Which companies can come out with an IPO?

  • In order to protect investors, SEBI has laid down rules that require companies to meet certain criteria before they can go to the public to raise funds.
  • Among other conditions,
  1. the company must have net tangible assets of at least Rs 3 crore,
  2. net worth of Rs 1 crore in each of the preceding three full years, and
  3. it must have a minimum average pre-tax profit of Rs 15 crore in at least three of the immediately preceding five years.

 

Where do the proceeds of the IPO go?

  • If the issue raises fresh capital, the proceeds of the IPO go to the company, and can be utilised for future growth, expansion, debt reduction, etc.
  • If the issue involves offer for sale by promoters or existing investors, then the money goes to them and not to the company.
  • In the case of LIC, the issue is an offer for sale by the government, and the IPO proceeds will go to the Government of India.

 

Who fixes the price of securities in an issue?

  • The per-share price of the public issue is fixed by the issuer in consultation with the merchant banker. They arrive at the total valuation of the company based on parameters such as assets, revenues, profits, and future cash flow projections, and the total value of the company is then divided by the post-offer shares outstanding to arrive at the price of each share.

 

  • The regulator, SEBI, does not play a role in price fixation.

What are the advantages of listing a company?

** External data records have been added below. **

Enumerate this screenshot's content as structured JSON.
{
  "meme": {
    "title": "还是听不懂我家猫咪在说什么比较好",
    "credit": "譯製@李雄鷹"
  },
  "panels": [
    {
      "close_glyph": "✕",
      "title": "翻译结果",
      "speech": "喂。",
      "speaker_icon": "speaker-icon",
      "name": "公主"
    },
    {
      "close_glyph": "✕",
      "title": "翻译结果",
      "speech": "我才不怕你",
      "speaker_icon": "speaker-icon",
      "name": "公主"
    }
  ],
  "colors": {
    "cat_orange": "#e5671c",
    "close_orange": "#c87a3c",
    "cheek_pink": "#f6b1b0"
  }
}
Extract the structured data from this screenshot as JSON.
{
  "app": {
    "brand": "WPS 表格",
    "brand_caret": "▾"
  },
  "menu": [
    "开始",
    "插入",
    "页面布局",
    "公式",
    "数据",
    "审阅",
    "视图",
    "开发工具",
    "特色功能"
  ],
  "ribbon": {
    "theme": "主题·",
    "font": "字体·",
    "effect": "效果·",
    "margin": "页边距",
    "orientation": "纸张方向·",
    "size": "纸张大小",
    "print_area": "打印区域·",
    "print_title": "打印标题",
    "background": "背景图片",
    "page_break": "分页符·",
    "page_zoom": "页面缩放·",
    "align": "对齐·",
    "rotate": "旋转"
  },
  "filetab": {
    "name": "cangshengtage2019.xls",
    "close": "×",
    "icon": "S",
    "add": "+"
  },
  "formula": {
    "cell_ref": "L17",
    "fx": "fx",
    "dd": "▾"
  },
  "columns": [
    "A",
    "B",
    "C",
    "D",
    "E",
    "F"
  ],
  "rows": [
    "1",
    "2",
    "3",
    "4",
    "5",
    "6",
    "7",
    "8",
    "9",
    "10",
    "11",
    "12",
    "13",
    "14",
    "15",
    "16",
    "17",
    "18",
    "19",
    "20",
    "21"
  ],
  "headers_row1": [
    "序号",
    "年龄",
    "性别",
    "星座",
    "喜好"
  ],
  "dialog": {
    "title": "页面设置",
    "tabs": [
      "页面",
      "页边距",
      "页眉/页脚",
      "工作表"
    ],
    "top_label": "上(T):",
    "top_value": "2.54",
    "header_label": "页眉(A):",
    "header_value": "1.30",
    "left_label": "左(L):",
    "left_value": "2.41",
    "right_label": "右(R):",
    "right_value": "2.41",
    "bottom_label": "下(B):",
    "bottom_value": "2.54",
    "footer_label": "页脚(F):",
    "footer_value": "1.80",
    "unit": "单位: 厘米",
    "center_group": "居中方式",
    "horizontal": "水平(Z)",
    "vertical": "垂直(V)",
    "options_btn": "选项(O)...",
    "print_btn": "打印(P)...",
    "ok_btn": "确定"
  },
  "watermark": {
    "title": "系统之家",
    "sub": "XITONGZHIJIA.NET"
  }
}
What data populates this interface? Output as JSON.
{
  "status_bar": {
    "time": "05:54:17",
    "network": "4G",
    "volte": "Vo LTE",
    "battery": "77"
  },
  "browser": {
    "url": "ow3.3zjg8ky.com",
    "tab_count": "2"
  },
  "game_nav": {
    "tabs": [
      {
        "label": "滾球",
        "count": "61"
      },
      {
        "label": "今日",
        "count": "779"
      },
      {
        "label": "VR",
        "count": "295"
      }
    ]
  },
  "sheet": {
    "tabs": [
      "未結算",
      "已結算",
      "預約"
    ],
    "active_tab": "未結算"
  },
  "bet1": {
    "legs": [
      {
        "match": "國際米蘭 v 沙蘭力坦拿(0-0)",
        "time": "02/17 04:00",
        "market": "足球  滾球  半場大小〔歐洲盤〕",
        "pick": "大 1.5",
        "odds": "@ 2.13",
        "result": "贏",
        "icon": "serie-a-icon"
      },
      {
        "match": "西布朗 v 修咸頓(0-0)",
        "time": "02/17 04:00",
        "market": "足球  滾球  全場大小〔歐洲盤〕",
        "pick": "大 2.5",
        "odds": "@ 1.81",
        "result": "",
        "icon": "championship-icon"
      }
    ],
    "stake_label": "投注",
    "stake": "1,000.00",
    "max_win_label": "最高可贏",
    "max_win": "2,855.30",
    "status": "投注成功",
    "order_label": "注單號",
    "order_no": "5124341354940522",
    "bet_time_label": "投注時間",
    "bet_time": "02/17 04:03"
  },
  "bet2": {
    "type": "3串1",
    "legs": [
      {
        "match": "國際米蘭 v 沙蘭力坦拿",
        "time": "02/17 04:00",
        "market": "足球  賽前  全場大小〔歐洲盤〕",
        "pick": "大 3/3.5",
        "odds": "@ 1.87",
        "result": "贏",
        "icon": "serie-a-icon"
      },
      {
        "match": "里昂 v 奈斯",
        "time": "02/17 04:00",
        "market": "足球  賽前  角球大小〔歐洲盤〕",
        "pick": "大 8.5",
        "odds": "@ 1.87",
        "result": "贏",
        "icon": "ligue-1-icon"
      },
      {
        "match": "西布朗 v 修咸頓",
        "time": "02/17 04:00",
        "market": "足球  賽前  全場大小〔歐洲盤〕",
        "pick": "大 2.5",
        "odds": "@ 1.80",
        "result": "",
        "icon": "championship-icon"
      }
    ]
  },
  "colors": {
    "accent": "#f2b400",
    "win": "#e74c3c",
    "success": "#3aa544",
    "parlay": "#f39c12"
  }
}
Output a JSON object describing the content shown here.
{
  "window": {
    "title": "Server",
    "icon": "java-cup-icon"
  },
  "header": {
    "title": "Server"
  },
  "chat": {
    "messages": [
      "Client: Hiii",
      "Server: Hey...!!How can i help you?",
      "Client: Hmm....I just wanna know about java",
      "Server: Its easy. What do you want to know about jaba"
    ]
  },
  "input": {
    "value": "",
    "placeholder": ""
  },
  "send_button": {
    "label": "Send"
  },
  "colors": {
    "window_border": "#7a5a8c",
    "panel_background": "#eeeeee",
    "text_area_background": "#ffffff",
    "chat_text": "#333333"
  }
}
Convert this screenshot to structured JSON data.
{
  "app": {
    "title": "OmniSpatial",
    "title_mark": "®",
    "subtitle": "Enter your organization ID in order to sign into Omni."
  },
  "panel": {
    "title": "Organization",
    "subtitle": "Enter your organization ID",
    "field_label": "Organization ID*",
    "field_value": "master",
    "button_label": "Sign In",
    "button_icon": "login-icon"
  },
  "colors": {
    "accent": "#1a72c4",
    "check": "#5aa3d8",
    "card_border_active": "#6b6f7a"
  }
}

  • It helps a company raise capital, and diversify and broaden its shareholder base.
  • Listing provides an exit to existing investors of the company. A listed company can raise share capital for growth and expansion in the future through a follow-on public offering or FPO.

 

Who can invest in an IPO?

  • There are various categories of investors who can invest in an IPO.
  • Qualified institutional buyers (QIBs) is a category of investors that includes foreign portfolio investors (FPIs), mutual funds, commercial banks, insurance companies, pension funds, etc.
  • All individuals who invest up to Rs 2 lakh in an issue are classified as retail investors. Retail investors investing above Rs 2 lakh are classified as high net worth individuals.
  • One has to be 18 years of age to become an investor. A brokerage account is needed to invest, and you have to be at least 18 years old to have one.